Le nouveau guide suprême Mojtaba Khamenei n’est pas apparu aux funérailles de son père, ce qui laisse planer des doutes sur son état de santé mais il serait bien vivant et, dans un message écrit vendredi et révélé aujourd’hui, il affirme que venger « le sang pur » de son père est « une exigence de la nation » et que cela « devra assurément » avoir lieu. Il appelle aussi à venger « tous les martyrs » des « deux guerres » ayant opposé la République islamique à Israël et aux États-Unis, accusant des « assassins criminels et déshonorants » et assure que les noms des personnes visées « figurent sur une liste ».
Donald Trump est donc bien visé, mais cela n’est pas vraiment nouveau : il est menacé de mort depuis qu’il a fait assassiner en janvier 2020 le général Soleimani, commandant de la force Al-Qods et au moins deux fatwas ont été prononcées contre lui, assorties d’une récompense qu’une quarantaine de millions de dollars.

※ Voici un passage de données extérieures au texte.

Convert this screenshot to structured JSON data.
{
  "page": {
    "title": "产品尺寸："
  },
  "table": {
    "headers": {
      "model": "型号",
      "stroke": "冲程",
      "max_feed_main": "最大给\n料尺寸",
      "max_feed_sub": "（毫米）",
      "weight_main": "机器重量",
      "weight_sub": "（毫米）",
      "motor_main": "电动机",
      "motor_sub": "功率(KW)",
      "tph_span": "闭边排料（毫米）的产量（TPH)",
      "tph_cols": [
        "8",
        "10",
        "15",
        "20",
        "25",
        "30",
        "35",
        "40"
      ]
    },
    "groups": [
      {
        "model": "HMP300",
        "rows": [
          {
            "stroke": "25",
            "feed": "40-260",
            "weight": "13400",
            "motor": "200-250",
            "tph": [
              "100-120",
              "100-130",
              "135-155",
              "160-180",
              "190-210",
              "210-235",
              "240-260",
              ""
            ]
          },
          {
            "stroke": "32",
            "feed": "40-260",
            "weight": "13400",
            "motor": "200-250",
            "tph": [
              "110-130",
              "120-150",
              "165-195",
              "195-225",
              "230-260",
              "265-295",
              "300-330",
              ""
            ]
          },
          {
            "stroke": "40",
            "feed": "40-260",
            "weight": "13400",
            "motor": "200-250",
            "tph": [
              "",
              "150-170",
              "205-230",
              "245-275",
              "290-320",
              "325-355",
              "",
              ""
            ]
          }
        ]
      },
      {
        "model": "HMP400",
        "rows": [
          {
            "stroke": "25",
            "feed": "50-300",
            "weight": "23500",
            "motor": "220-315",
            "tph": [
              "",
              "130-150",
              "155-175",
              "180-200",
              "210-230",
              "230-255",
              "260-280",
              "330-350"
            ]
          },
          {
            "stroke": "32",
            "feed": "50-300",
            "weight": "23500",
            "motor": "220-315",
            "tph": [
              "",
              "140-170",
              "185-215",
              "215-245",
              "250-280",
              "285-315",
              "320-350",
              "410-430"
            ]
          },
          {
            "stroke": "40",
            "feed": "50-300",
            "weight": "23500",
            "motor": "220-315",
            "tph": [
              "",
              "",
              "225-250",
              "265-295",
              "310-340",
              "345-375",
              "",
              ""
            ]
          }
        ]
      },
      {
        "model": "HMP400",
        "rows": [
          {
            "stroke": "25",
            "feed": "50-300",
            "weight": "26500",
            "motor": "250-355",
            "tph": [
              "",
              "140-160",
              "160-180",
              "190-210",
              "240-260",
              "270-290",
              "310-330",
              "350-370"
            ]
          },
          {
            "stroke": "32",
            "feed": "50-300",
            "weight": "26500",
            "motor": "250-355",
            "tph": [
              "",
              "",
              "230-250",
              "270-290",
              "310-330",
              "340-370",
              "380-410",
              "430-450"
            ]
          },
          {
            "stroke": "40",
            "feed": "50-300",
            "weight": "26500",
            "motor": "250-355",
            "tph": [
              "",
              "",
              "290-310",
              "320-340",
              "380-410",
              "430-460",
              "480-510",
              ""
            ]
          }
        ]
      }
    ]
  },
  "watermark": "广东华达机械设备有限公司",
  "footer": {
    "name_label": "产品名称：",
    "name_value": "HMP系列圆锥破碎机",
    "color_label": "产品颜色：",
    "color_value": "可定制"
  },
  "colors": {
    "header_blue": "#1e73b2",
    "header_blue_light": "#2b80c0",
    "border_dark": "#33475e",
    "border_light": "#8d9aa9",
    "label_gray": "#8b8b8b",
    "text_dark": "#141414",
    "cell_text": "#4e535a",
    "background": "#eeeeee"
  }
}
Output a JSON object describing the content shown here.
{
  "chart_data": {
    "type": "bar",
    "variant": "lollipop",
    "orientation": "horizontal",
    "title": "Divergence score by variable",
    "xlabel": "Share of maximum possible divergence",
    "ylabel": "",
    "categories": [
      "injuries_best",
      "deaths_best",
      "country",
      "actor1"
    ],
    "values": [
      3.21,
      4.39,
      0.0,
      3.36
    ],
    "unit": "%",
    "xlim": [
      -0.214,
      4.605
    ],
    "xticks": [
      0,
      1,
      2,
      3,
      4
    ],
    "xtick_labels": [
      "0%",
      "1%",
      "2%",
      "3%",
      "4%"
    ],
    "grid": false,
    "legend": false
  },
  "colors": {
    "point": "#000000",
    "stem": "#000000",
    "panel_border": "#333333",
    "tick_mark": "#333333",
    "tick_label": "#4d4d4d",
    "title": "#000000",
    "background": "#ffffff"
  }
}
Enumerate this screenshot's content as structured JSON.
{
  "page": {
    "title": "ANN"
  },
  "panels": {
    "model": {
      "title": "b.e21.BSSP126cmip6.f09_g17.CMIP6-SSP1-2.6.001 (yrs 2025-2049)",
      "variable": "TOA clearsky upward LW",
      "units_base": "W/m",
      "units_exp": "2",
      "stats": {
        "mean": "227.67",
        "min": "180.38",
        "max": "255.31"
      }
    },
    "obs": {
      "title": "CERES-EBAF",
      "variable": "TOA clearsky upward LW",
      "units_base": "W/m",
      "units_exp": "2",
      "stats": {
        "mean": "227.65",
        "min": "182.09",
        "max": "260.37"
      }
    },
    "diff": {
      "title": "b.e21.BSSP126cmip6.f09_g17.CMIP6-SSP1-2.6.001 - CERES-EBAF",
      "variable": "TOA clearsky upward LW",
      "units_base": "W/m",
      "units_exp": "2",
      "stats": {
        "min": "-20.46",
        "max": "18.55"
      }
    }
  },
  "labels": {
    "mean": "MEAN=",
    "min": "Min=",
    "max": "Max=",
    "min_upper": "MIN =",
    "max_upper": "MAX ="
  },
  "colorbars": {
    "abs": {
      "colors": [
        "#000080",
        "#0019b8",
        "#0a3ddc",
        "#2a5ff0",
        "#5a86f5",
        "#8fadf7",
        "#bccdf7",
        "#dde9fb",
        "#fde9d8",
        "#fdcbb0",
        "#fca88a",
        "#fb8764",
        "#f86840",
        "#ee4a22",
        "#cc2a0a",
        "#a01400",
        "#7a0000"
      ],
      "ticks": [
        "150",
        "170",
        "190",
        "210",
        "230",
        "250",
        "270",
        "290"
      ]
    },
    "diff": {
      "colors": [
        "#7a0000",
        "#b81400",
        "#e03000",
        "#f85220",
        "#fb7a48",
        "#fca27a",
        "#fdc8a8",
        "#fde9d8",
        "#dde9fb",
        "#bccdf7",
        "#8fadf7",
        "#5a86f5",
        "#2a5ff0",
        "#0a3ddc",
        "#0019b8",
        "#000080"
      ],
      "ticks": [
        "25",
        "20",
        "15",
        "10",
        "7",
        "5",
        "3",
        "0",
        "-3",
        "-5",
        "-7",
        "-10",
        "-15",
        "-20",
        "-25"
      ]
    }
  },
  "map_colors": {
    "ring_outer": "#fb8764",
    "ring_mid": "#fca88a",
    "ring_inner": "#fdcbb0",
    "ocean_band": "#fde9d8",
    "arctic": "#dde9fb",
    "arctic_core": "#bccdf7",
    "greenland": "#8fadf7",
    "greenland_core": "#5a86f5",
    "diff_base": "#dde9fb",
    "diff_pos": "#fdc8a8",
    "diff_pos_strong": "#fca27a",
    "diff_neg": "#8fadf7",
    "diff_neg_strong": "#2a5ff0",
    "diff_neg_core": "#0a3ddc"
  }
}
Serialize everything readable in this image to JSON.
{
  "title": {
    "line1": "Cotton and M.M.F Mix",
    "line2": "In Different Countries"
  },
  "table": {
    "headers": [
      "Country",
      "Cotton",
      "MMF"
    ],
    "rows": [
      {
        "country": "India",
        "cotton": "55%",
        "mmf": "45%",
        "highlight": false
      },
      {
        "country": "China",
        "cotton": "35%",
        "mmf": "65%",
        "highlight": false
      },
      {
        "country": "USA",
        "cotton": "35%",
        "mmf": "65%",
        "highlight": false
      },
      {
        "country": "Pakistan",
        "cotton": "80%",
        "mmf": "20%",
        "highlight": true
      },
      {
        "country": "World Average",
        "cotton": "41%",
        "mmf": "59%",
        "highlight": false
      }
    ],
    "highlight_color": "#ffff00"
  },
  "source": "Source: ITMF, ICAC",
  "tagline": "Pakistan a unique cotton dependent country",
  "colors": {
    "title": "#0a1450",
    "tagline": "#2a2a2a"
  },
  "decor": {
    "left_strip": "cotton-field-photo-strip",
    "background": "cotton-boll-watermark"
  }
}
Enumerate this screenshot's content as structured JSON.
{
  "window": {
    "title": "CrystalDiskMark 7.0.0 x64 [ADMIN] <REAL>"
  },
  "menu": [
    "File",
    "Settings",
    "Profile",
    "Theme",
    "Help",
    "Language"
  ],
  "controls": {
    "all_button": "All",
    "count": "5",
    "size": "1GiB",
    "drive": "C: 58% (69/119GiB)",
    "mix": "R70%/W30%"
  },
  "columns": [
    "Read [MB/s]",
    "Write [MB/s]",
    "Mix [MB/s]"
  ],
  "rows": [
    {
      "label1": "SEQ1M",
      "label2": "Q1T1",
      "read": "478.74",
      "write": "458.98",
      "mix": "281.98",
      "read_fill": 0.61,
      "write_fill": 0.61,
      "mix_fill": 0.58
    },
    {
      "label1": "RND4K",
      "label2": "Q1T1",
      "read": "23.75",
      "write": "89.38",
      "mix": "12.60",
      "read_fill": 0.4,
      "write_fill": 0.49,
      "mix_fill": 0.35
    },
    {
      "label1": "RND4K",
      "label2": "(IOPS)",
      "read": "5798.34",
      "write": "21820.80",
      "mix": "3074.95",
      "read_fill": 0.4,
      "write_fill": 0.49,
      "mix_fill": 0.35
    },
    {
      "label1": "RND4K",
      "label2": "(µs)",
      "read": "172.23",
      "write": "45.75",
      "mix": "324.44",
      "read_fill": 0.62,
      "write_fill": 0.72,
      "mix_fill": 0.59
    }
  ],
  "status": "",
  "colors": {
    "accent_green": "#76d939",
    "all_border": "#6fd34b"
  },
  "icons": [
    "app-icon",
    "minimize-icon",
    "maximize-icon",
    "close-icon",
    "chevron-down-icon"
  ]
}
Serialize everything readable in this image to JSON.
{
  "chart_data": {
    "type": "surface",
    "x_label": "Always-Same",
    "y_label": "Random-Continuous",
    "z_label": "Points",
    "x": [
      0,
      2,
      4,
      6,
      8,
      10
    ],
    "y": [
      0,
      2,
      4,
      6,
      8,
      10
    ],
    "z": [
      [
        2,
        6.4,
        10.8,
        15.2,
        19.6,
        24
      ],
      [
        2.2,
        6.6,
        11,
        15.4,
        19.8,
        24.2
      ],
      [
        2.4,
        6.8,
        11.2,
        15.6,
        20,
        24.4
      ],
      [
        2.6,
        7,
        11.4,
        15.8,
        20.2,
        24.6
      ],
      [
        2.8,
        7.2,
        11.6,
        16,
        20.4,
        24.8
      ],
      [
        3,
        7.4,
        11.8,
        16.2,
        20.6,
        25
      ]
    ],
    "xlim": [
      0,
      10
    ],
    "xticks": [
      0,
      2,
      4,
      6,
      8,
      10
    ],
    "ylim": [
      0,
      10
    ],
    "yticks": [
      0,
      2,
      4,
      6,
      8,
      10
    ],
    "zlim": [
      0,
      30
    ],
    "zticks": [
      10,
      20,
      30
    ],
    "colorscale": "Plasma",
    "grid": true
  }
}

Il y a quelques jours, le Mossad qui dispose de milliers d’informateurs et d’infiltrés en Iran a transmis à Washington des informations selon lesquelles Téhéran prépare un nouveau plan pour assassiner Donald Trump. Le président américain a confirmé et a réagi en menaçant de « décimer et détruire complètement » l’Iran si le gouvernement de ce pays essayait de le faire assassiner. «1000 missiles sont prêts à être tirés et braqués sur la République islamique d’Iran, suivis immédiatement de milliers d’autres, si le gouvernement iranien mettait à exécution sa menace, proférée aux quatre coins du globe, d’assassiner ou de tenter d’assassiner le président en exercice des États-Unis d’Amérique, en l’occurrence MOI !», a-t-il écrit sur Truth Social. « Des ordres ont déjà été donnés, et l’armée américaine est prête et déterminée, pour une période d’un an, renouvelable, à anéantir et détruire totalement toutes les zones de l’Iran », a-t-il ajouté.
Si la volonté de vengeance des gardiens de la révolution est réelle, on se demande pourquoi Israël a cru bon de la remettre dans l’actualité. Il semble bien que l’Etat hébreu, plutôt en froid avec son allié américain, tente de le convaincre de reprendre les frappes. Benjamin Netanyahou et Donald Trump ont des points de vue, des intérêts divergents. L’Israélien, qui a promis aux siens d’éliminer la menace iranienne, a besoin de vaincre pour rester crédible et remporter les prochaines élections législatives ; l’Américain, qui sait que ses concitoyens sont opposés à sa guerre, souhaite y mettre fin pour gagner les scrutins de mi-mandat en novembre. Le dernier sondage YouGov indique que 61 % désapprouvent son action. Un autre sondage donne un taux net d’approbation à moins 23.
Donald Trump, qui semble regretter d’avoir signé un protocole d’accord qui avantage l’Iran, a profité de tirs iraniens sur des bateaux qui tentaient de franchir le détroit d’Ormuz sans emprunter les routes imposées par les gardiens de la révolution pour déclarer que le cessez-le-feu était « terminé », mais il maintient les négociations à la demande, dit-il, de Téhéran.
Aujourd’hui, le ministre iranien des Affaires étrangères, Abbas Araghchi, qui affirme que « jusqu’à présent, l’Iran a tenu parole » et que les violations sont le fait des Etats-Unis, est à 0man pour discuter du détroit d’Ormuz et de la sécurité maritime. Il y a quelques mois, la navigation était libre et le péage une idée quelque fois évoquée mais irréaliste. Depuis, Donald Trump a donné à Ormuz une valeur « nucléaire ». Et il ne trouve pas de deal pour sortir de l’impasse dans laquelle il s’est engagé.